O débito tem origem no não recolhimento de contribuições previdenciárias patronais (devidas pelo empregador sobre a folha de salários) no período compreendido entre janeiro de 2018 e julho de 2021. As certidões de dívida ativa que embasam a ação mostram que o município também foi autuado por infração, o que gerou a aplicação de multas de ofício, previstas no artigo 44 da Lei 9.430/96.
O valor total da causa é composto por três inscrições em dívida ativa. A primeira, no valor de R$ 47,3 milhões, corresponde à contribuição previdenciária patronal e às multas aplicadas. A segunda, de R$ 4,73 milhões, também se refere ao mesmo tipo de contribuição. Já a terceira, de R$ 16,1 milhões, diz respeito a contribuições destinadas a segurados. Os documentos anexados ao processo afirmam que o município realizou um pagamento parcial em 12 de julho de 2022, no montante de R$ 4,5 milhões, valor que foi abatido da dívida original, mas ainda insuficiente para quitar o débito, segundo o documento.

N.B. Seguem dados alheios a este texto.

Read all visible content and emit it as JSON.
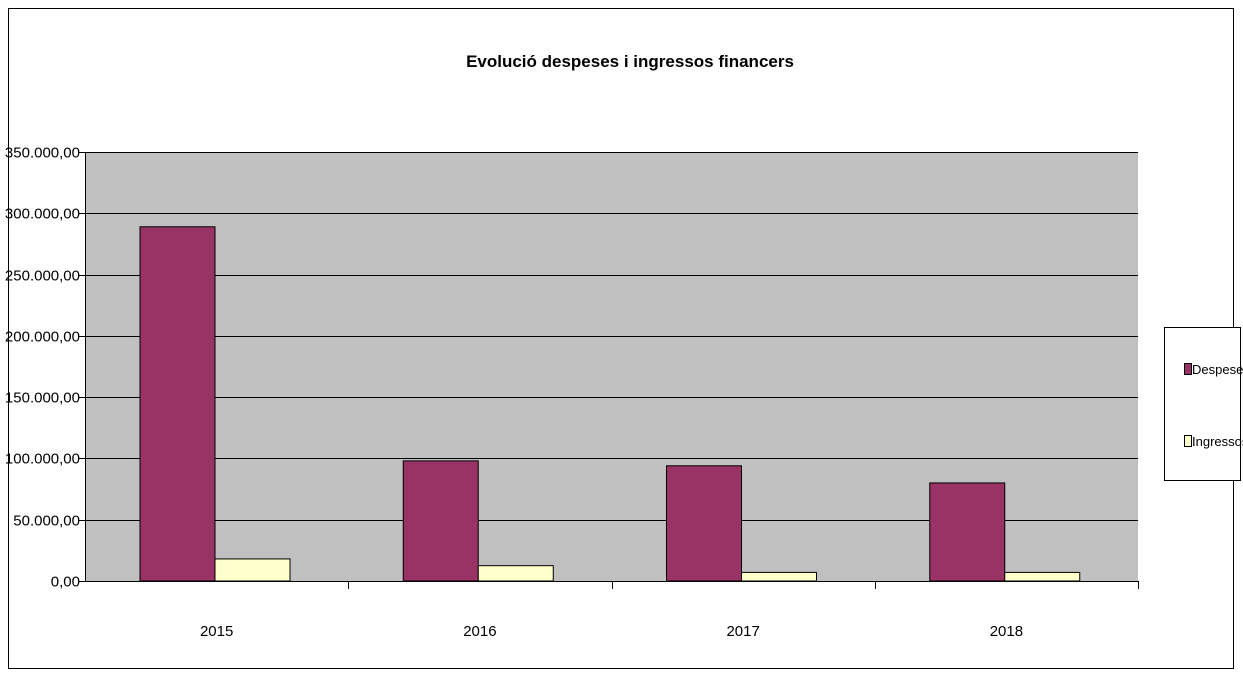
{
  "colors": {
    "plot_background": "#c0c0c0",
    "despeses": "#993366",
    "ingressos": "#ffffcc",
    "gridline": "#000000",
    "frame": "#000000"
  },
  "chart_data": {
    "type": "bar",
    "title": "Evolució despeses i ingressos financers",
    "xlabel": "",
    "ylabel": "",
    "categories": [
      "2015",
      "2016",
      "2017",
      "2018"
    ],
    "series": [
      {
        "name": "Despeses",
        "values": [
          289000,
          98000,
          94000,
          80000
        ]
      },
      {
        "name": "Ingressos",
        "values": [
          18000,
          12500,
          7000,
          7000
        ]
      }
    ],
    "ylim": [
      0,
      350000
    ],
    "ytick_values": [
      0,
      50000,
      100000,
      150000,
      200000,
      250000,
      300000,
      350000
    ],
    "ytick_labels": [
      "0,00",
      "50.000,00",
      "100.000,00",
      "150.000,00",
      "200.000,00",
      "250.000,00",
      "300.000,00",
      "350.000,00"
    ],
    "grid": true,
    "legend_position": "right"
  }
}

Na petição inicial, assinada pelo procurador da Fazenda Nacional Euclides Sigoli Junior, a União requereu a citação do município de Ibicuí apresente defesa. Caso não haja, a Fazenda Nacional pede a expedição de precatório para pagamento do valor devido.

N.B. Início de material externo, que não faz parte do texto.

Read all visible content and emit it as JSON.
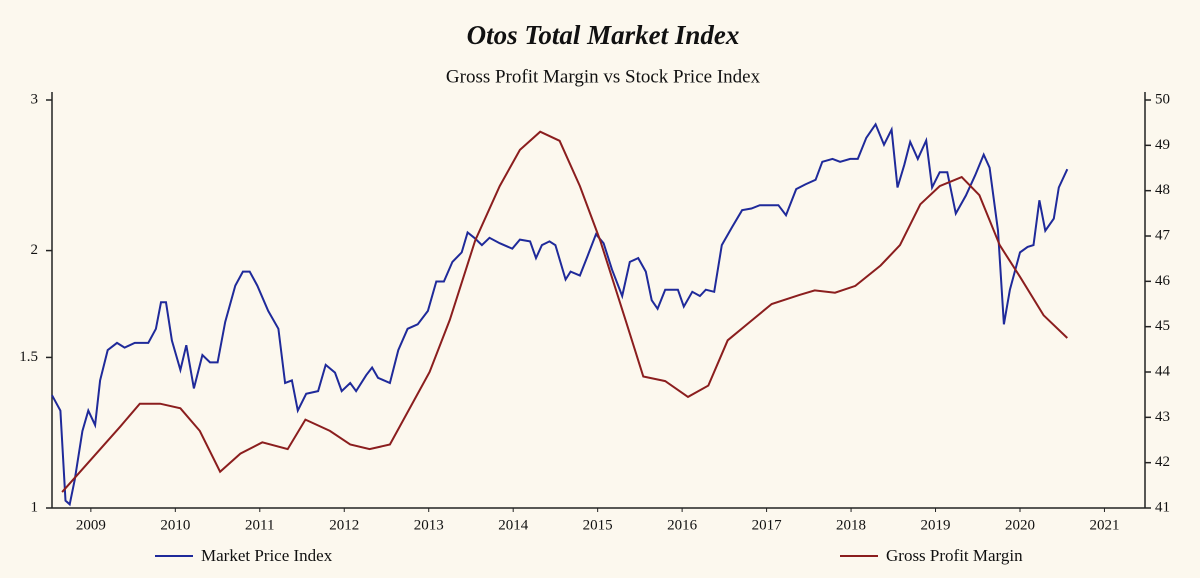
{
  "chart_data": {
    "type": "line",
    "title": "Otos Total Market Index",
    "subtitle": "Gross Profit Margin vs Stock Price Index",
    "xlim": [
      2009.04,
      2021.98
    ],
    "xticks": [
      {
        "value": 2009.5,
        "label": "2009"
      },
      {
        "value": 2010.5,
        "label": "2010"
      },
      {
        "value": 2011.5,
        "label": "2011"
      },
      {
        "value": 2012.5,
        "label": "2012"
      },
      {
        "value": 2013.5,
        "label": "2013"
      },
      {
        "value": 2014.5,
        "label": "2014"
      },
      {
        "value": 2015.5,
        "label": "2015"
      },
      {
        "value": 2016.5,
        "label": "2016"
      },
      {
        "value": 2017.5,
        "label": "2017"
      },
      {
        "value": 2018.5,
        "label": "2018"
      },
      {
        "value": 2019.5,
        "label": "2019"
      },
      {
        "value": 2020.5,
        "label": "2020"
      },
      {
        "value": 2021.5,
        "label": "2021"
      }
    ],
    "ylim": [
      1,
      3
    ],
    "ylog": true,
    "yticks": [
      1,
      1.5,
      2,
      3
    ],
    "y2lim": [
      41,
      50
    ],
    "y2ticks": [
      41,
      42,
      43,
      44,
      45,
      46,
      47,
      48,
      49,
      50
    ],
    "legend": "bottom",
    "series": [
      {
        "name": "Market Price Index",
        "color": "#1f2a9a",
        "x": [
          2009.04,
          2009.14,
          2009.2,
          2009.25,
          2009.31,
          2009.4,
          2009.47,
          2009.55,
          2009.61,
          2009.7,
          2009.81,
          2009.9,
          2010.02,
          2010.18,
          2010.27,
          2010.33,
          2010.39,
          2010.46,
          2010.56,
          2010.63,
          2010.72,
          2010.82,
          2010.91,
          2011.0,
          2011.09,
          2011.21,
          2011.3,
          2011.38,
          2011.47,
          2011.6,
          2011.72,
          2011.8,
          2011.88,
          2011.95,
          2012.05,
          2012.19,
          2012.28,
          2012.39,
          2012.47,
          2012.57,
          2012.64,
          2012.76,
          2012.83,
          2012.9,
          2013.04,
          2013.14,
          2013.25,
          2013.37,
          2013.49,
          2013.59,
          2013.68,
          2013.78,
          2013.89,
          2013.96,
          2014.04,
          2014.13,
          2014.22,
          2014.34,
          2014.49,
          2014.58,
          2014.7,
          2014.77,
          2014.84,
          2014.93,
          2015.0,
          2015.12,
          2015.18,
          2015.29,
          2015.38,
          2015.48,
          2015.57,
          2015.67,
          2015.79,
          2015.88,
          2015.98,
          2016.07,
          2016.14,
          2016.21,
          2016.3,
          2016.45,
          2016.52,
          2016.62,
          2016.71,
          2016.78,
          2016.88,
          2016.97,
          2017.09,
          2017.21,
          2017.32,
          2017.42,
          2017.56,
          2017.64,
          2017.73,
          2017.85,
          2017.96,
          2018.08,
          2018.16,
          2018.28,
          2018.37,
          2018.49,
          2018.58,
          2018.68,
          2018.79,
          2018.89,
          2018.98,
          2019.05,
          2019.13,
          2019.2,
          2019.29,
          2019.39,
          2019.46,
          2019.55,
          2019.64,
          2019.74,
          2019.86,
          2019.97,
          2020.07,
          2020.14,
          2020.24,
          2020.31,
          2020.38,
          2020.5,
          2020.59,
          2020.66,
          2020.73,
          2020.8,
          2020.9,
          2020.96,
          2021.06
        ],
        "values": [
          1.355,
          1.3,
          1.02,
          1.01,
          1.08,
          1.23,
          1.3,
          1.25,
          1.41,
          1.53,
          1.56,
          1.54,
          1.56,
          1.56,
          1.62,
          1.74,
          1.74,
          1.57,
          1.45,
          1.55,
          1.38,
          1.51,
          1.48,
          1.48,
          1.65,
          1.82,
          1.89,
          1.89,
          1.82,
          1.7,
          1.62,
          1.4,
          1.41,
          1.3,
          1.36,
          1.37,
          1.47,
          1.44,
          1.37,
          1.4,
          1.37,
          1.43,
          1.46,
          1.42,
          1.4,
          1.53,
          1.62,
          1.64,
          1.7,
          1.84,
          1.84,
          1.94,
          1.99,
          2.1,
          2.07,
          2.03,
          2.07,
          2.04,
          2.01,
          2.06,
          2.05,
          1.96,
          2.03,
          2.05,
          2.03,
          1.85,
          1.89,
          1.87,
          1.97,
          2.09,
          2.04,
          1.9,
          1.77,
          1.94,
          1.96,
          1.89,
          1.75,
          1.71,
          1.8,
          1.8,
          1.72,
          1.79,
          1.77,
          1.8,
          1.79,
          2.03,
          2.13,
          2.23,
          2.24,
          2.26,
          2.26,
          2.26,
          2.2,
          2.36,
          2.39,
          2.42,
          2.54,
          2.56,
          2.54,
          2.56,
          2.56,
          2.71,
          2.81,
          2.66,
          2.77,
          2.37,
          2.52,
          2.68,
          2.56,
          2.69,
          2.37,
          2.47,
          2.47,
          2.21,
          2.32,
          2.45,
          2.59,
          2.5,
          2.11,
          1.64,
          1.8,
          1.99,
          2.02,
          2.03,
          2.29,
          2.11,
          2.18,
          2.37,
          2.49
        ]
      },
      {
        "name": "Gross Profit Margin",
        "color": "#8b1e1e",
        "axis": "y2",
        "x": [
          2009.16,
          2009.85,
          2010.08,
          2010.32,
          2010.56,
          2010.79,
          2011.03,
          2011.27,
          2011.53,
          2011.83,
          2012.04,
          2012.33,
          2012.57,
          2012.8,
          2013.04,
          2013.51,
          2013.75,
          2014.05,
          2014.34,
          2014.58,
          2014.82,
          2015.05,
          2015.29,
          2015.53,
          2015.83,
          2016.04,
          2016.3,
          2016.57,
          2016.81,
          2017.04,
          2017.3,
          2017.56,
          2017.89,
          2018.07,
          2018.31,
          2018.55,
          2018.85,
          2019.08,
          2019.32,
          2019.55,
          2019.81,
          2020.02,
          2020.26,
          2020.5,
          2020.78,
          2021.06
        ],
        "values": [
          41.35,
          42.8,
          43.3,
          43.3,
          43.2,
          42.7,
          41.8,
          42.2,
          42.45,
          42.3,
          42.95,
          42.7,
          42.4,
          42.3,
          42.4,
          44.0,
          45.15,
          46.9,
          48.1,
          48.9,
          49.3,
          49.1,
          48.1,
          46.9,
          45.15,
          43.9,
          43.8,
          43.45,
          43.7,
          44.7,
          45.1,
          45.5,
          45.7,
          45.8,
          45.75,
          45.9,
          46.35,
          46.8,
          47.7,
          48.1,
          48.3,
          47.9,
          46.8,
          46.1,
          45.25,
          44.75
        ]
      }
    ]
  }
}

A PGFN também informou no processo que o débito ainda não foi pago nem parcelado administrativamente e orientou o ente municipal a buscar a regularização. O órgão alertou ainda que, caso não haja acordo, a execução poderá prosseguir com medidas como protesto extrajudicial da certidão de dívida ativa e inclusão do nome do município em órgãos de proteção ao crédito.